Richard Herzinger zählt in seinem Blog alle deutschen Politiker auf, die immer neue Versionen erfinden, um Putin von der Schuld an dem Nawalny-Giftanschlag reinzuwaschen - von Gregor Gysi, über die AfD-Spitze, bis hin zu Wolfgang Kubicki in der FDP. Und dann noch Trump! "Keine Waffe des Kreml ist auf lange Sicht so verheerend wie die von seinen Desinformationsapparaten betriebene systematische Verwirrung der Hirne und Unterminierung der Fähigkeit, Tatsachen von Fiktion, Lüge von Wahrheit zu unterscheiden. Erfolg kann er damit in der hiesigen Öffentlichkeit freilich nur haben, weil ihm durch einen weit verbreiteten wurschtigen Relativismus, der noch die abartigsten von geheimdienstlichen Desorientierungsspezialisten eingespeisten Propagandaerfindungen als Ausdruck einer 'anderen, abweichenden Meinung' durchgehen lässt, ein Nährboden bereitet wird."

Daniel Cohn-Bendit und Claus Leggewie greifen in einem Gastbeitrag für die FAZ eine alte, aber nie ernstlich weitergedachte Idee auf: Sie schlagen eine deutsch-französische Föderation vor. "In Europa braucht niemand mehr Angst zu haben vor einer Zusammenballung von 150 Millionen Doppelstaatsbürgern; es zählen weniger Bruttoinlandsprodukt und Truppenstärke als die Zukunftsfähigkeit, die eine gemeinsame Nachhaltigkeitspolitik sichert. Eine deutsch-französische Föderation sehen wir als den Schlussstein der seit 1945 entwickelten Freundschaft, aber auch als eine Kur für die Europäische Union, die dringend frischen Wind braucht."

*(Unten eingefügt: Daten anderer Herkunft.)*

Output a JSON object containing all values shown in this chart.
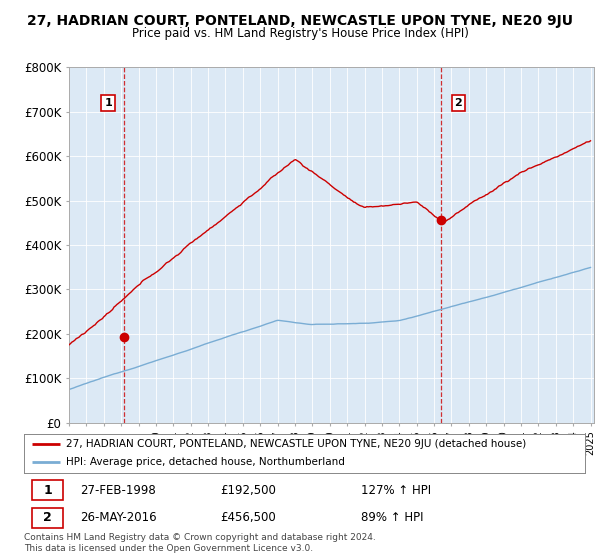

Großbritannien hat eine offizielle Darstellung seiner Geschichtspolitik, gebündelt in einem Buch unter dem Titel "Life in the United Kingdom" (hier die Online-Version), das Einwanderer pauken müssen, bevor sie eine unbefristete Aufenthaltsgenehmigung bekommen. Unter den Torys ist eine bereinigte Version erschienen, gegen die Hunderte Historiker protestiert haben. Frank Trentmann, der zu den Unterzeichnern des Historikeraufrufs gehört, stellt einige der Verfälschungen dar. Ein Beispiel, das gerade vor dem Hintergrund der wieder aufflammenden Nordirlandfrage in den Brexit-Verhandlungen interessant ist: "Im frühen siebzehnten Jahrhundert kolonialisierte Jakob I. Nordirland nicht mehr mit 'Gewalt', wie es in der früheren Version noch hieß; er 'ermunterte' protestantische Siedler aus England und Schottland, sich dort niederzulassen. So wird verschwiegen, dass es sich um Landraub auf Kosten der gälischen und katholischen Bevölkerung handelte."

Außerdem: Matthias Alexander attackiert in der FAZ den durch politische Affären diskreditierten, aber keineswegs rücktrittswilligen Frankfurter Oberbürgermeister Peter Feldmann als politischen Zwerg, ja populistischen "Mini-Trump".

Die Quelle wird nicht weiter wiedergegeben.